With the subprime implosion in full force recently, millions of American homeowners find themselves defaulting on loans and facing the nightmare of foreclosure.
As a result of the disadvantages foreclosure offers to both the homeowner and lender, more and more Americans are looking to several other viable options to steer away from the drawn out and at times, risky process which foreclosure offers to both parties. Owner and CEO of I Short Sale, Inc., Eli Tene, suggests four alternatives to foreclosure which can save a homeowner’s credit and the lender’s time and money.
One of the first options a homeowner has to avoid foreclosure is a Loan Modification, or Loan Restructuring, which is simply a permanent change in one or more of the terms of the mortgage loan.

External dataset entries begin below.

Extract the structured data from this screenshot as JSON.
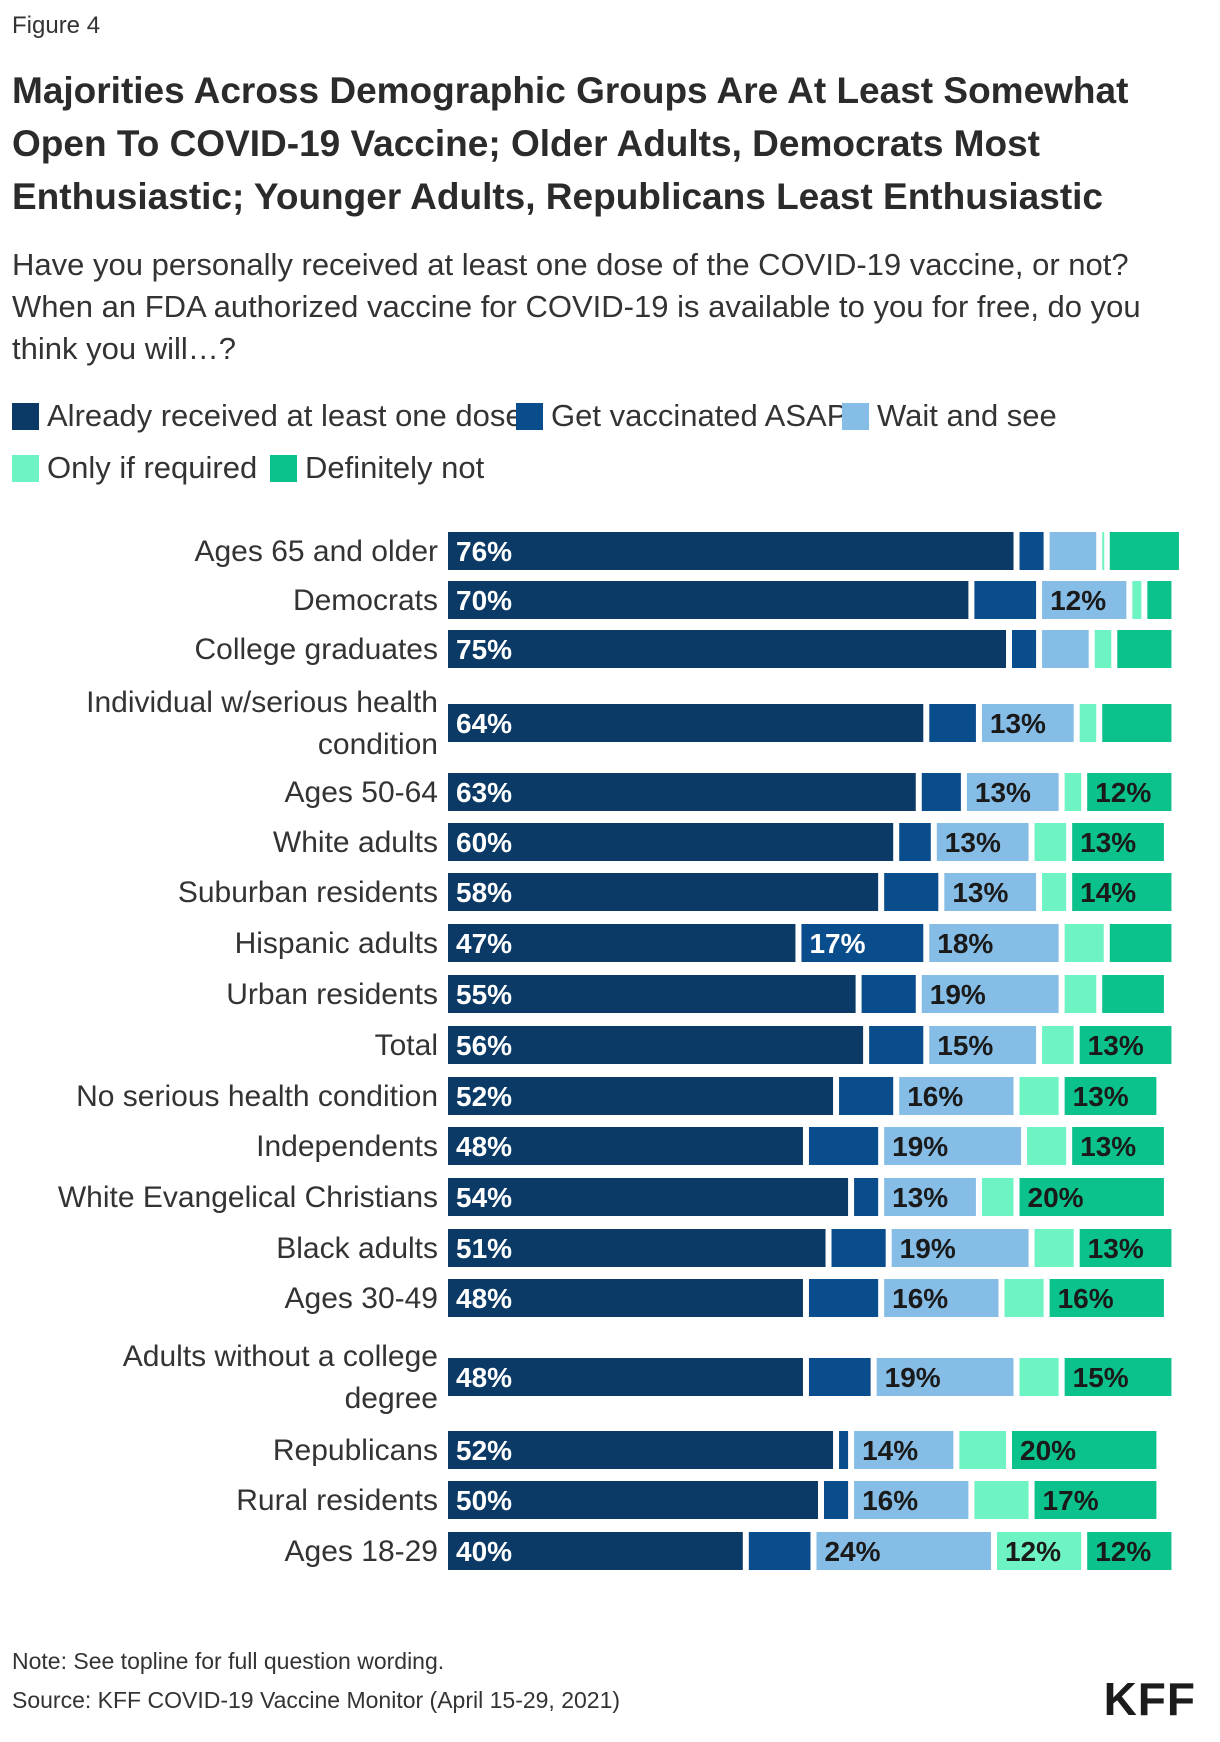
{
  "figure_label": "Figure 4",
  "title": "Majorities Across Demographic Groups Are At Least Somewhat Open To COVID-19 Vaccine; Older Adults, Democrats Most Enthusiastic; Younger Adults, Republicans Least Enthusiastic",
  "subtitle": "Have you personally received at least one dose of the COVID-19 vaccine, or not? When an FDA authorized vaccine for COVID-19 is available to you for free, do you think you will…?",
  "legend": [
    {
      "label": "Already received at least one dose",
      "color": "#0b3a66"
    },
    {
      "label": "Get vaccinated ASAP",
      "color": "#0a4d8c"
    },
    {
      "label": "Wait and see",
      "color": "#86bde6"
    },
    {
      "label": "Only if required",
      "color": "#6ef3c2"
    },
    {
      "label": "Definitely not",
      "color": "#0cc28c"
    }
  ],
  "chart_data": {
    "type": "bar",
    "orientation": "horizontal",
    "stacked": true,
    "xlim": [
      0,
      100
    ],
    "categories": [
      "Ages 65 and older",
      "Democrats",
      "College graduates",
      "Individual w/serious health condition",
      "Ages 50-64",
      "White adults",
      "Suburban residents",
      "Hispanic adults",
      "Urban residents",
      "Total",
      "No serious health condition",
      "Independents",
      "White Evangelical Christians",
      "Black adults",
      "Ages 30-49",
      "Adults without a college degree",
      "Republicans",
      "Rural residents",
      "Ages 18-29"
    ],
    "series": [
      {
        "name": "Already received at least one dose",
        "values": [
          76,
          70,
          75,
          64,
          63,
          60,
          58,
          47,
          55,
          56,
          52,
          48,
          54,
          51,
          48,
          48,
          52,
          50,
          40
        ]
      },
      {
        "name": "Get vaccinated ASAP",
        "values": [
          4,
          9,
          4,
          7,
          6,
          5,
          8,
          17,
          8,
          8,
          8,
          10,
          4,
          8,
          10,
          9,
          2,
          4,
          9
        ]
      },
      {
        "name": "Wait and see",
        "values": [
          7,
          12,
          7,
          13,
          13,
          13,
          13,
          18,
          19,
          15,
          16,
          19,
          13,
          19,
          16,
          19,
          14,
          16,
          24
        ]
      },
      {
        "name": "Only if required",
        "values": [
          1,
          2,
          3,
          3,
          3,
          5,
          4,
          6,
          5,
          5,
          6,
          6,
          5,
          6,
          6,
          6,
          7,
          8,
          12
        ]
      },
      {
        "name": "Definitely not",
        "values": [
          10,
          4,
          8,
          10,
          12,
          13,
          14,
          9,
          9,
          13,
          13,
          13,
          20,
          13,
          16,
          15,
          20,
          17,
          12
        ]
      }
    ],
    "value_labels": [
      [
        "76%",
        "",
        "",
        "",
        ""
      ],
      [
        "70%",
        "",
        "12%",
        "",
        ""
      ],
      [
        "75%",
        "",
        "",
        "",
        ""
      ],
      [
        "64%",
        "",
        "13%",
        "",
        ""
      ],
      [
        "63%",
        "",
        "13%",
        "",
        "12%"
      ],
      [
        "60%",
        "",
        "13%",
        "",
        "13%"
      ],
      [
        "58%",
        "",
        "13%",
        "",
        "14%"
      ],
      [
        "47%",
        "17%",
        "18%",
        "",
        ""
      ],
      [
        "55%",
        "",
        "19%",
        "",
        ""
      ],
      [
        "56%",
        "",
        "15%",
        "",
        "13%"
      ],
      [
        "52%",
        "",
        "16%",
        "",
        "13%"
      ],
      [
        "48%",
        "",
        "19%",
        "",
        "13%"
      ],
      [
        "54%",
        "",
        "13%",
        "",
        "20%"
      ],
      [
        "51%",
        "",
        "19%",
        "",
        "13%"
      ],
      [
        "48%",
        "",
        "16%",
        "",
        "16%"
      ],
      [
        "48%",
        "",
        "19%",
        "",
        "15%"
      ],
      [
        "52%",
        "",
        "14%",
        "",
        "20%"
      ],
      [
        "50%",
        "",
        "16%",
        "",
        "17%"
      ],
      [
        "40%",
        "",
        "24%",
        "12%",
        "12%"
      ]
    ]
  },
  "note": "Note: See topline for full question wording.",
  "source": "Source: KFF COVID-19 Vaccine Monitor (April 15-29, 2021)",
  "logo": "KFF"
}
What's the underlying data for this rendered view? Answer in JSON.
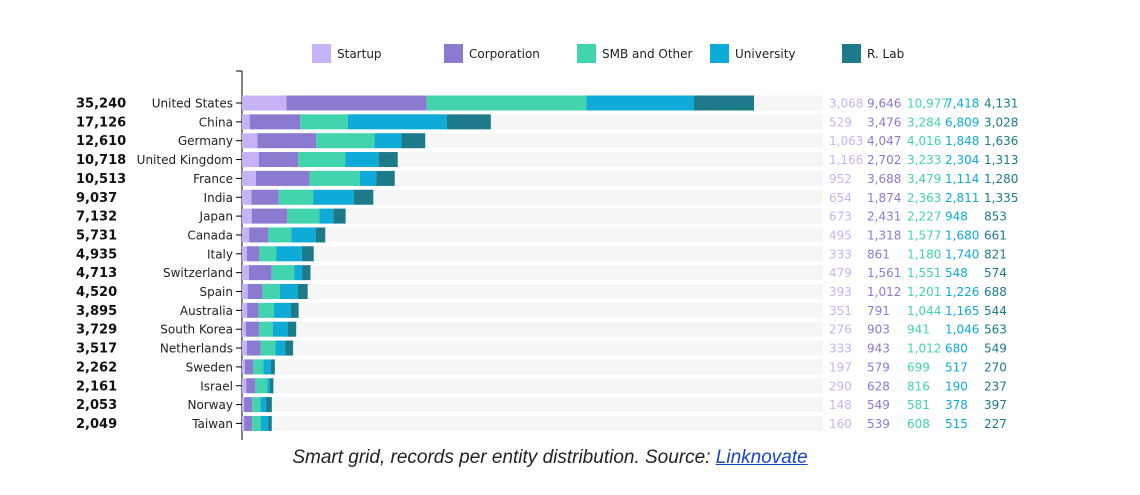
{
  "caption": {
    "text": "Smart grid, records per entity distribution. Source: ",
    "link": "Linknovate"
  },
  "colors": {
    "Startup": "#c6b3f5",
    "Corporation": "#8c7ad0",
    "SMB and Other": "#42d4ac",
    "University": "#0eaad8",
    "R. Lab": "#1d7a8a"
  },
  "chart_data": {
    "type": "bar",
    "orientation": "horizontal",
    "stacked": true,
    "legend_position": "top",
    "categories": [
      "United States",
      "China",
      "Germany",
      "United Kingdom",
      "France",
      "India",
      "Japan",
      "Canada",
      "Italy",
      "Switzerland",
      "Spain",
      "Australia",
      "South Korea",
      "Netherlands",
      "Sweden",
      "Israel",
      "Norway",
      "Taiwan"
    ],
    "totals": [
      "35,240",
      "17,126",
      "12,610",
      "10,718",
      "10,513",
      "9,037",
      "7,132",
      "5,731",
      "4,935",
      "4,713",
      "4,520",
      "3,895",
      "3,729",
      "3,517",
      "2,262",
      "2,161",
      "2,053",
      "2,049"
    ],
    "series": [
      {
        "name": "Startup",
        "values": [
          3068,
          529,
          1063,
          1166,
          952,
          654,
          673,
          495,
          333,
          479,
          393,
          351,
          276,
          333,
          197,
          290,
          148,
          160
        ],
        "labels": [
          "3,068",
          "529",
          "1,063",
          "1,166",
          "952",
          "654",
          "673",
          "495",
          "333",
          "479",
          "393",
          "351",
          "276",
          "333",
          "197",
          "290",
          "148",
          "160"
        ]
      },
      {
        "name": "Corporation",
        "values": [
          9646,
          3476,
          4047,
          2702,
          3688,
          1874,
          2431,
          1318,
          861,
          1561,
          1012,
          791,
          903,
          943,
          579,
          628,
          549,
          539
        ],
        "labels": [
          "9,646",
          "3,476",
          "4,047",
          "2,702",
          "3,688",
          "1,874",
          "2,431",
          "1,318",
          "861",
          "1,561",
          "1,012",
          "791",
          "903",
          "943",
          "579",
          "628",
          "549",
          "539"
        ]
      },
      {
        "name": "SMB and Other",
        "values": [
          10977,
          3284,
          4016,
          3233,
          3479,
          2363,
          2227,
          1577,
          1180,
          1551,
          1201,
          1044,
          941,
          1012,
          699,
          816,
          581,
          608
        ],
        "labels": [
          "10,977",
          "3,284",
          "4,016",
          "3,233",
          "3,479",
          "2,363",
          "2,227",
          "1,577",
          "1,180",
          "1,551",
          "1,201",
          "1,044",
          "941",
          "1,012",
          "699",
          "816",
          "581",
          "608"
        ]
      },
      {
        "name": "University",
        "values": [
          7418,
          6809,
          1848,
          2304,
          1114,
          2811,
          948,
          1680,
          1740,
          548,
          1226,
          1165,
          1046,
          680,
          517,
          190,
          378,
          515
        ],
        "labels": [
          "7,418",
          "6,809",
          "1,848",
          "2,304",
          "1,114",
          "2,811",
          "948",
          "1,680",
          "1,740",
          "548",
          "1,226",
          "1,165",
          "1,046",
          "680",
          "517",
          "190",
          "378",
          "515"
        ]
      },
      {
        "name": "R. Lab",
        "values": [
          4131,
          3028,
          1636,
          1313,
          1280,
          1335,
          853,
          661,
          821,
          574,
          688,
          544,
          563,
          549,
          270,
          237,
          397,
          227
        ],
        "labels": [
          "4,131",
          "3,028",
          "1,636",
          "1,313",
          "1,280",
          "1,335",
          "853",
          "661",
          "821",
          "574",
          "688",
          "544",
          "563",
          "549",
          "270",
          "237",
          "397",
          "227"
        ]
      }
    ]
  }
}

For example, if you are unable to make payments at a given rate, a modification could be negotiated with your lender to extend the loan period. If a homeowner runs into temporary financial hardship, the next option is to negotiate for a Loan Forbearance, which reduces or delays payments for a short amount of time with the understanding that the account will eventually be brought to a current status.
While these two options do serve as practical alternatives to foreclosure, they still leave homeowners with the same burden of debt. Homeowners do have the option of offering their lender the deed of their home in lieu of their mortgage debt (Deed in Lieu). However, the homeowner’s credit still may be harmfully affected by negative reports and lenders will rarely accept an offer that would only add to their REO Portfolio, which requires time and money to manage.
The more favorable option, according to real estate expert, Eli Tene, which considerably benefits both the homeowner and lender, is a Short Sale. Short selling is an agreement wherein the lender allows for the homeowner to sell the home at a price lower than the mortgage debt amount. The lender will then take the proceeds from the sale as a settlement for the mortgage debt. Short selling becomes a beneficial alternative when the homeowner’s mortgage debt is higher than the property’s value.
Tene indicates that, “Not only is the homeowner’s credit protected from negative reports when engaging in a Short Sale but, he or she is released entirely from the debt associated with a defaulted loan. What can be better than getting out clean and not having to deal with terrible credit. The lender also benefits by not having to deal with the time and costs of repossessing the home. It’s a win-win situation!”
Whether a Short Sale or any one of the other existing alternatives is good for a homeowner depends on the surrounding circumstances of each situation. Before revealing any information to a lender, Tene advises to contact a specialist first, and at the appropriate time. “Regardless of the homeowner’s options, acting sooner than later is crucial. Sinking deeper and deeper into delinquency can lower the chances of successfully carrying out one of these alternatives to foreclosure.”